Imagine se ele não pudesse nem ao menos ligar o computador sem ser
xingado de escória, de filho da puta, de merda, e algumas pessoas chegassem ao
extremo de lhe mandar imagens pornográficas bastante explícitas e ameaças de
violência. Imagina-se que haveria alguma reação, certo? A Casa Branca com
certeza teria se pronunciado — afinal, Roth era uma das figuras do universo
cultural mais conhecidas e um ganhador da National Humanities Medal. O mundo
literário teria se mobilizado. Colunistas teriam manifestado seu horror diante
da perseguição obscena a um homem que tanto contribuiu para a cultura
norte-americana.
No entanto, vamos saltar para 2021. Uma figura literária
está sendo agredida, insultada e ameaçada todos os dias, e de boa parte do
establishment político, midiático e literário só há silêncio. J. K. Rowling não
chega a ser um Philip Roth, mas, mesmo assim, é uma escritora de grande
importância. Ela é talvez a figura do universo cultural mais importante do
Reino Unido nos últimos 20 anos. E está sendo incessantemente submetida a uma
violência misógina horrível, a ataques odiosos que não seriam reproduzidos nem
mesmo em uma publicação que acredita numa discussão livre e honesta como esta
revista. “Se mate.” “Vou matar você, sua vadia.” “Morra, vadia.” “Essa mulher é
imunda.” “Cale a boca.” “Vou encher você de porrada.” [aqui no Brasil um jornalista já desejou que o presidente Bolsonaro morresse, um outro sugeriu que o presidente se suicidasse. Nada foi feito.
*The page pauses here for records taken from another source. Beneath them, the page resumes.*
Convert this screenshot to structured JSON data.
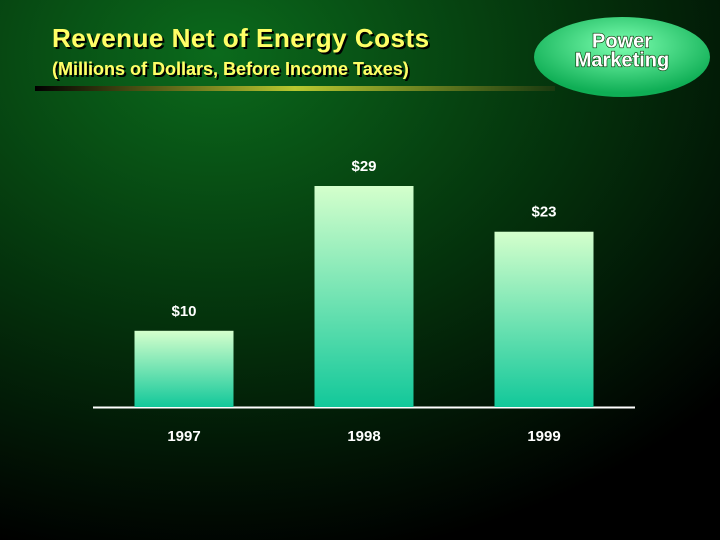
{
  "chart_data": {
    "type": "bar",
    "title": "Revenue Net of Energy Costs",
    "subtitle": "(Millions of Dollars, Before Income Taxes)",
    "annotations": [
      "Power",
      "Marketing"
    ],
    "categories": [
      "1997",
      "1998",
      "1999"
    ],
    "values": [
      10,
      29,
      23
    ],
    "value_labels": [
      "$10",
      "$29",
      "$23"
    ],
    "color": [
      "#d4ffcc",
      "#12c89a"
    ]
  }
}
Sendo que a sugestão de suicídio é uma forma de indução ao suicídio - que no Brasil é crime.] Essas são as mensagens
que Rowling tem recebido. Existem muitas, muitas outras, algumas bem piores.
O crime verbal de Rowling, claro, é acreditar que o sexo
biológico é real
Como é possível que a autora mais vendida no Reino Unido,
uma mulher considerada responsável por encorajar uma geração inteira de
crianças a ler mais livros, seja submetida a uma violência tão baixa e a
ameaças de assassinato e, mesmo assim, o primeiro-ministro não dizer nada? E a
cena literária seguir comentando como o Hay Festival do mês passado foi
divertido, fingindo não notar os milhares de pessoas xingando um de seus
membros de bruxa velha e nojenta, que deveria ser forçada a fazer sexo oral em
estranhos ou, ainda melhor, assassinada com uma bomba caseira? É porque a nossa
é uma era de covardia moral. De corações frágeis e fracotes. Uma era em que
muitos fizeram o cálculo mais covarde — “se eu não falar nada, talvez não sobre
para mim”.
O crime verbal de Rowling, claro, é acreditar que o sexo
biológico é real.
Ela acha que existem diferenças biológicas entre homens e
mulheres.
E que, se você nasce homem, você é homem, e não deve adentrar espaços
criados apenas para mulheres: vestiários, presídios femininos, abrigos para as
vítimas de violência doméstica.
Cinco anos atrás essas eram opiniões totalmente
normais para ter e expressar. Mas, se você as mencionar hoje, será perseguido,
demonizado, terá sua plataforma revogada, poderá ser demitido, receberá
mensagens de “chupe meu pau” e talvez até seja provocado com a possibilidade de
uma bomba caseira ser enviada para sua casa, como aconteceu com a autora nesta
semana.
Ninguém que acredite em liberdade, razão e igualdade pode
ficar parado vendo isso acontecer. Observar enquanto a realidade do sexo é
apagada por ativistas trans que promovem a visão mágica de que alguns homens
têm “cérebro feminino”.
E enquanto palavras como mulher, mãe e amamentação são
riscadas de documentos oficiais para não ofender o número infinitesimalmente
pequeno de militantes que acreditam que seus sentimentos importam mais do que a
linguagem comum.
E enquanto escritoras, colunistas, professoras e ativistas são
censuradas e ameaçadas apenas por discutir sexo e gênero. E enquanto J. K.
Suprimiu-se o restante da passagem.